事業承継税制においても、贈与を受ける後継者(受贈者)の年齢が20歳以上から、4月1日以降からは18歳以上に引き下げられた。

3.所得税関係の変更点

<所得税>

「NISA(少額投資非課税制度)」の年齢制限も引き下げられたことから、税金面では所得税と住民税の両方に関係してくる。

NISAには、成人と未成年で商品が異なる。成人向けは、「一般NISA」と「つみたてNISA」がある。投資で得られた利益には、通常20.315%の税金がかかるが、一般NISA・つみたてNISAを利用して投資をすると、この税金がゼロになる。

また、一般NISAでは毎年120万円までの投資の利益が5年間非課税。
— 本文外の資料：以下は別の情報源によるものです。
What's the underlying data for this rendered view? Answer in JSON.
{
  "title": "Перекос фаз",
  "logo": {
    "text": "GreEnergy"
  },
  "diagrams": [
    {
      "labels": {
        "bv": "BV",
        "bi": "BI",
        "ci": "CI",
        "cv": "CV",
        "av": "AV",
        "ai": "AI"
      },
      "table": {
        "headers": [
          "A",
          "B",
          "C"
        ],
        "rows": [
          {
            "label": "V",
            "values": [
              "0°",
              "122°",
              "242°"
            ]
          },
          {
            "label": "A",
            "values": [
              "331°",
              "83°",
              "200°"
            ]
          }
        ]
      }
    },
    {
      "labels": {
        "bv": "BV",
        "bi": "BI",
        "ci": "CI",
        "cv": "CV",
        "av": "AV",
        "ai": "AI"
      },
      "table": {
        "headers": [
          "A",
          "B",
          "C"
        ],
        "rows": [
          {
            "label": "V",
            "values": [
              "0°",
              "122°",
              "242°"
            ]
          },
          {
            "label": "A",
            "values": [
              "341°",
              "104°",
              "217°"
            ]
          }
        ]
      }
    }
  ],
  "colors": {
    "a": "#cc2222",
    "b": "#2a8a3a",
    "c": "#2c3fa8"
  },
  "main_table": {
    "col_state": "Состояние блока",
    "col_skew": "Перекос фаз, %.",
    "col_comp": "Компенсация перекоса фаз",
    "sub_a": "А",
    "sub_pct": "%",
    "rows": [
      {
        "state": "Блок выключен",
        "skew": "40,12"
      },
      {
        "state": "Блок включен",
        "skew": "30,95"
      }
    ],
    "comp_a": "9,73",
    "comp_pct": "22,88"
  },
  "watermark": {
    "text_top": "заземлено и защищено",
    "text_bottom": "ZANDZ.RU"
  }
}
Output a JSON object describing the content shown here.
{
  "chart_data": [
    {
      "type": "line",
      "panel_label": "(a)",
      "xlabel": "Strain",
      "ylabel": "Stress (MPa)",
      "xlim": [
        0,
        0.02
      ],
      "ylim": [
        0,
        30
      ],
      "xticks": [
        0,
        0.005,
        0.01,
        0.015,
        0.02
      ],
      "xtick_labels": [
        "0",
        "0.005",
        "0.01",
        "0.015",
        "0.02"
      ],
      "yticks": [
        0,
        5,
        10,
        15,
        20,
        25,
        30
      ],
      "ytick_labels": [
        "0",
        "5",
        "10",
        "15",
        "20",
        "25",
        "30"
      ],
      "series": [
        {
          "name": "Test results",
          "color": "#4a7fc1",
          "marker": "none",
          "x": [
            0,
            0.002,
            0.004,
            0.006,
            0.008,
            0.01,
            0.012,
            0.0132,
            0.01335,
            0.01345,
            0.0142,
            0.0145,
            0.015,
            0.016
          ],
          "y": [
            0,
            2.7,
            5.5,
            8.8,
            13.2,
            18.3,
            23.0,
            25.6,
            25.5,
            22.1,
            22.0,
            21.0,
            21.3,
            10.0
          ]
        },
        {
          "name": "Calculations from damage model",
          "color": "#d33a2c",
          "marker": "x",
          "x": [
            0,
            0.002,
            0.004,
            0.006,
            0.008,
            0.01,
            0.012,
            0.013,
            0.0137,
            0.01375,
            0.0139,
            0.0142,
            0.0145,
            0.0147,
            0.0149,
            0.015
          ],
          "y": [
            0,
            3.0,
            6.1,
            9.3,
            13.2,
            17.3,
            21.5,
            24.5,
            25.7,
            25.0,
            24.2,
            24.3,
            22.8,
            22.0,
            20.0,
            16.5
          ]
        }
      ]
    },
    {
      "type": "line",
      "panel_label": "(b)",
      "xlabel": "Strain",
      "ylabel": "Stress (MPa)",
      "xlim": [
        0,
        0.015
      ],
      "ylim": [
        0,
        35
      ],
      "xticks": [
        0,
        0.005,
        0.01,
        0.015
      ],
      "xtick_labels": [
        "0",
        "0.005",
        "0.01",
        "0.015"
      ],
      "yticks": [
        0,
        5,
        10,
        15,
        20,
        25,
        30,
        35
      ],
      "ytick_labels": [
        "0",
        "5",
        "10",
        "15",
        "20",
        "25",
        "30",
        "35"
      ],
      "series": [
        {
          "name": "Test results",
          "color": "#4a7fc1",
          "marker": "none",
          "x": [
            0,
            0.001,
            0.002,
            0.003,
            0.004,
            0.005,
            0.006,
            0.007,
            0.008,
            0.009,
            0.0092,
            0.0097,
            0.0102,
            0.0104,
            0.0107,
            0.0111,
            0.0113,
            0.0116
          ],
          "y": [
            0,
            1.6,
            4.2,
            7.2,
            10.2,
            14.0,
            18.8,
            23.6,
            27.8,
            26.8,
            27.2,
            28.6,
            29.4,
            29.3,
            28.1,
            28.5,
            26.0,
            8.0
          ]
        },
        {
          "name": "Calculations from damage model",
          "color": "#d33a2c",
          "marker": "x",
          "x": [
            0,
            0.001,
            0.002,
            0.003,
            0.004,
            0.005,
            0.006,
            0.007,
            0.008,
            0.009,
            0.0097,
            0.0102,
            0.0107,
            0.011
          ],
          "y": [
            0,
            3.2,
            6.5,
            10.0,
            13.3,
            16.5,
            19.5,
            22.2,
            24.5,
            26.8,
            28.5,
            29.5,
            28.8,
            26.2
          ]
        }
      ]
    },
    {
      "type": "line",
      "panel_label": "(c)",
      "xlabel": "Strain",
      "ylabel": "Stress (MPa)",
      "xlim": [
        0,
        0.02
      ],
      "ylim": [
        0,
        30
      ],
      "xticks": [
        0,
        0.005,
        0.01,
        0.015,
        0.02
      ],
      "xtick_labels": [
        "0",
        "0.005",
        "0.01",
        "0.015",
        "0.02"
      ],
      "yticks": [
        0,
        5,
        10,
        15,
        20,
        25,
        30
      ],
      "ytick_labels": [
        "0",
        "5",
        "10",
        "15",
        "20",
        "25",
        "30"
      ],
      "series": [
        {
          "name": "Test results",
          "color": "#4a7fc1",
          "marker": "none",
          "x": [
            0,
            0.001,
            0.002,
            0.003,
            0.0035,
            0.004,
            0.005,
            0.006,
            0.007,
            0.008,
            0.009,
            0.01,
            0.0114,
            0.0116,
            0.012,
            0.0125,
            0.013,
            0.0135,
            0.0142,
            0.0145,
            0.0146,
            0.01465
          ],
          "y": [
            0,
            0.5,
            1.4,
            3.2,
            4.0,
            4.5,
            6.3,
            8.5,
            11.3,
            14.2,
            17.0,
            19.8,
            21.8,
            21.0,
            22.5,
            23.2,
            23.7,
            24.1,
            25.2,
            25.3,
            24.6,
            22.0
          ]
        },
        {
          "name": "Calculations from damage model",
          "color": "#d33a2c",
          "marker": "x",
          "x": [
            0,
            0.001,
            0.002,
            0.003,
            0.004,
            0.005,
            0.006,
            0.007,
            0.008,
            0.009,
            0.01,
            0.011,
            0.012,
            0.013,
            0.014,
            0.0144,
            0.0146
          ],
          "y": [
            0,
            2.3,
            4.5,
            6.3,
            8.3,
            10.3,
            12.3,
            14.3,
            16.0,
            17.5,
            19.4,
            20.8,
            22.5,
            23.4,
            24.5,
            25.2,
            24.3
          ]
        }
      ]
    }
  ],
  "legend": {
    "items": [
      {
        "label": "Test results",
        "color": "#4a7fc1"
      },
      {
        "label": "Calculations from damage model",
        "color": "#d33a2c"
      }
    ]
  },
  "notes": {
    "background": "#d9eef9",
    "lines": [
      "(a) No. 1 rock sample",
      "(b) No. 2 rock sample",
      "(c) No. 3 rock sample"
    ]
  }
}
つみたてNISAでは毎年40万円までの投資の利益を20年間非課税にできる。

ジュニアNISAは、口座の運用・管理は、原則として親権者や祖父母(二親等以内の親族)が代理して行うもの。非課税期間が5年間である点は一般NISAと同様。また、ジュニアNISA口座の投資可能期間は2023年で終了する。ただし、2023年の制度終了時点で18歳になっていない場合は、2024年以降の各年において非課税期間(5年間)の終了した金融商品を継続管理勘定に移管(ロールオーバー)することができる。

これら、一般NISAやつみたてNISAも、ジュニアNISAも成人年齢が18歳に引き下げの影響を受ける。一般NISA・つみたてNISAにおいては、3月31日までは「口座を開設する年の1月1日時点で20歳以上」だったものが、「口座を開設する年の1月1日時点で18歳以上」に変った。

ジュニアNISAにおいては、3月31日まで「口座を開設する年の1月1日時点で20歳未満」だったものが、「口座を開設する年の1月1日時点で18歳未満」に変った。

その他、住民税の非課税に関する変更は、たとえば「バイトで年間100万円くらい稼いでいる18~19歳」などに影響する可能性がある。また、相続税・贈与税の変更は、18~19歳あたりの人が「遺産相続」や「まとまった財産の贈与」を受ける際に関係する。

●個人住民税
成人年齢の引き下げにより、個人住民税が非課税となる「未成年者のうち前年の合計所得金額が135万円以下の者」について、「20歳未満」から「18歳未満」へと改正された。

また、
1.生活保護を受けている
2.障がい者、未成年者、寡婦または一人親で、前年の合計所得金額が135万円以下
3.前年の合計所得金額が各地方自治体で定める金額(非課税限度額)以下

の3つのいずれかを満たすと、均等割・所得割の両方が非課税となるが、成人年齢が20歳以上のときは、上記2の条件である未成年者は3月31日まで「20歳未満」だった。

4月1日からは「18歳未満」となる。つまり、4月以降、18、19歳は、2の要件にあてはまらなくなる。アルバイトなどで稼ぎすぎていると、3の非課税限度額を超えるのであれば、住民税を納める必要が出てくる。